Schockierender Plan aus Brüssel: FPÖ warnt – Unser Erspartes soll für Klima und Krieg verbrannt werden!
Bei ihrem Besuch in Wien hat die EU-Kommissarin für Finanzdienstleistungen und Kapitalmarktunion, Maria Luís Albuquerque, neue Pläne vorgestellt, um den europäischen Kapitalmarkt stärker zu verbinden. Der freiheitliche Abgeordnete und Sprecher für Geld- und Währungspolitik, Alexander Petschnig, sieht darin aber eine Gefahr. Er sagt, es gehe nicht nur um mehr Effizienz, sondern darum, dass das private Geld der Bürger politisch gesteuert werden soll.

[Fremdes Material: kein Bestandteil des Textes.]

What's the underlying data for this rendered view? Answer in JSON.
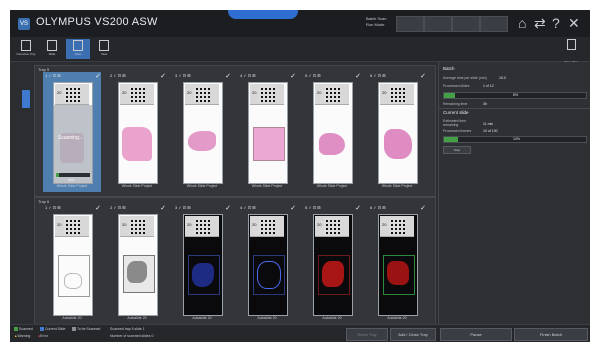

Petschnig erklärt: „Was hier als Effizienzoffensive verkauft wird, ist in Wahrheit der Versuch, das private Kapital der Bürger politisch zu kanalisieren.“
Albuquerque spricht von hohen Kosten bei Transaktionen und von großen Vorteilen, wenn Europa seinen Kapitalmarkt vereinheitlicht. Petschnig hält dagegen, dass viele Probleme nicht durch fehlenden Wettbewerb entstehen, sondern durch zu viele Regeln und unterschiedliche Gesetze in den einzelnen Ländern. Er meint: „Dass ausgerechnet mehr Zentralismus die Lösung sein soll, ist ein kühner Gedanke.“
Besonders kritisch sieht Petschnig, dass die EU das private Geld „mobilisieren“ will. Damit ist gemeint, dass Ersparnisse gezielt in Projekte gelenkt werden sollen, die politisch gewünscht sind. Beispiele dafür sind Maßnahmen zum Klimaschutz, Rüstungsausgaben oder spezielle Industrieprojekte. Petschnig sagt: „Das ist keine neutrale Kapitalmarktintegration, sondern gelenkte Vermögensverwendung durch die Hintertür.“
Auch steuerliche Vorteile, um die Bürger zu „motivieren“, in bestimmte Bereiche zu investieren, lehnt er ab. Wenn der Staat entscheidet, welche Investitionen gut sind und welche nicht, gibt es keinen freien Markt mehr. Petschnig bezeichnet das als „betreutes Investieren“ und betont: Eigentumssouveränität sieht anders aus.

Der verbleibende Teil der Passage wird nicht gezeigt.